The day following Cæsar sent Labienus, his lieutenant, with those legions which he had brought back from Britain, against the Morini, who had revolted; who, as they had no place to which they might retreat, on account of the drying up of their marshes (which they had availed themselves of as a place of refuge the preceding year), almost all fell into the power of Labienus. In the meantime Cæsar’s lieutenants, Q. Titurius and L. Cotta, who had led the legions into the territories of the Menapii, having laid waste all their lands, cut down their corn and burned their houses, returned to Cæsar because the Menapii had all concealed themselves in their thickest woods. Cæsar fixed the winter quarters of all the legions amongst the Belgæ. Thither only two British states sent hostages; the rest omitted to do so. For these successes, a thanksgiving of twenty days was decreed by the senate upon receiving Cæsar’s letter.[d]

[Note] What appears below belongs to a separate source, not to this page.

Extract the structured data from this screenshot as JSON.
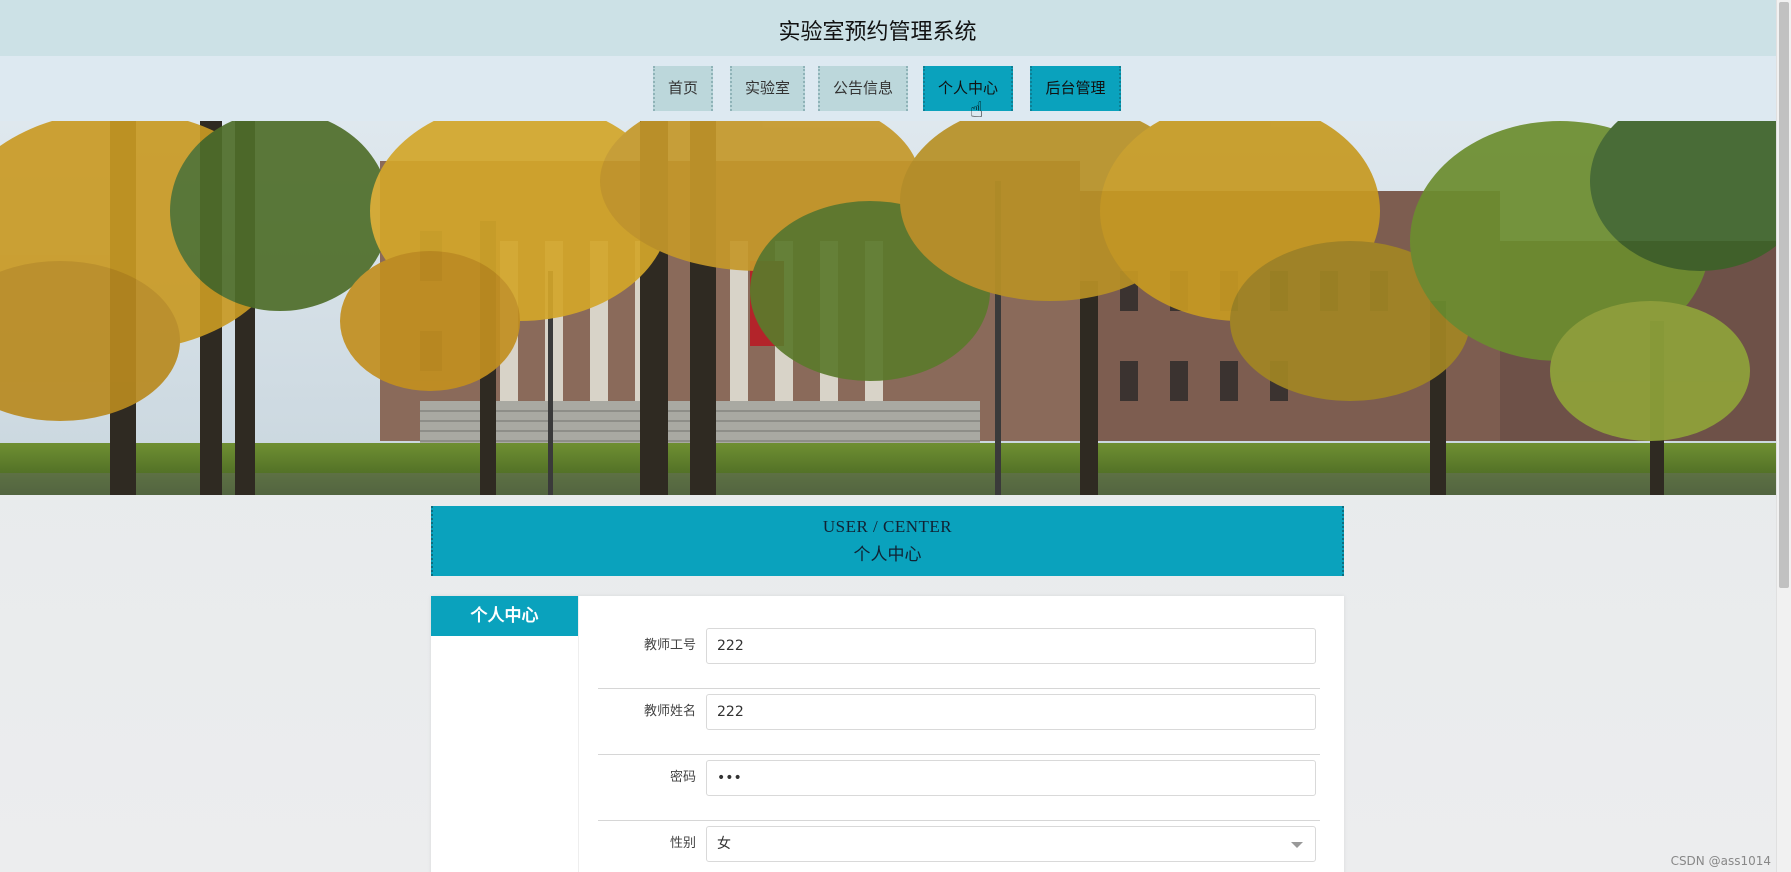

As only two of the British states sent the hostages, Cæsar resolved to make this a pretext for a second invasion of their island. When, therefore, he was setting out as usual for Italy, he directed his legates to repair the old and build new ships; and on his return in the summer (54) he found a fleet of twenty-eight long ships and six hundred transports ready. He embarked with five legions and two thousand Gallic horse, and landed at the same place as before. The Britons retired to the hills; and Cæsar, having left some troops to guard his camp, advanced in quest of them. He found them posted on the banks of a river (the Stour) about twelve miles inland. He attacked and drove them off; but next day, as he was preparing to advance into the country, he was recalled to the coast by tidings of the damage his fleet had sustained from a storm during the night. Having given the needful directions, he resumed his pursuit of the Britons, who laying aside their jealousies had given the supreme command to Cassivelaunus, king of the Trinobantes (Essex and Middlesex); but the Roman cavalry cut them up so dreadfully when they attacked the foragers, that they dispersed, and most of them went to their homes. Cæsar then advanced, and forcing the passage of the Thames invaded Cassivelaunus’ kingdom, and took his chief town. Having received the submissions and hostages of various states, and regulated the tributes they should (but never did) pay, he then returned to Gaul, where it being now late in autumn, he put his troops into winter quarters. The Gauls however, who did not comprehend the right of Rome and Cæsar to a dominion over them, resolved to fall on the several Roman camps, and thus to free their country. The eighth legion and five cohorts that were quartered in the country of the Eburones (Liège) were cut to pieces by that people, led by their prince Ambiorix; the camp of the legate Q. Cicero was assailed by them and the Nervii, and only saved by the arrival of Cæsar in person, who gave the Gauls a total defeat. The country became now tolerably tranquil; but Cæsar, knowing that he should have a war in the spring, had three new legions raised in Italy, and he prevailed on Pompey to lend him one which he had just formed.
[54-52 B.C.]
The most remarkable event of the following year (53) was Cæsar’s second passage of the Rhine to punish the Germans for giving aid to their oppressed neighbours. He threw a bridge over the Rhine a little higher up the river than the former one, and advanced to attack the Suevi; but learning that they had assembled all their forces at the edge of a forest and there awaited him, he thought it advisable to retire, fearing, as he tells us, the want of corn in a country where there was so little tillage as in Germany. Having broken down the bridge on the German side, and left some cohorts to guard what remained standing, he then proceeded with all humanity to extirpate the Eburones, on account, he says, of their perfidy. He hunted them down everywhere; he burned their towns and villages, consumed or destroyed all their corn, and then left their country with the agreeable assurance that those who had escaped the sword would perish of famine. Then having executed more majorum a prince of the Senones, and thus tranquillised Gaul, as he terms it, he set out for Italy to look after his interests there.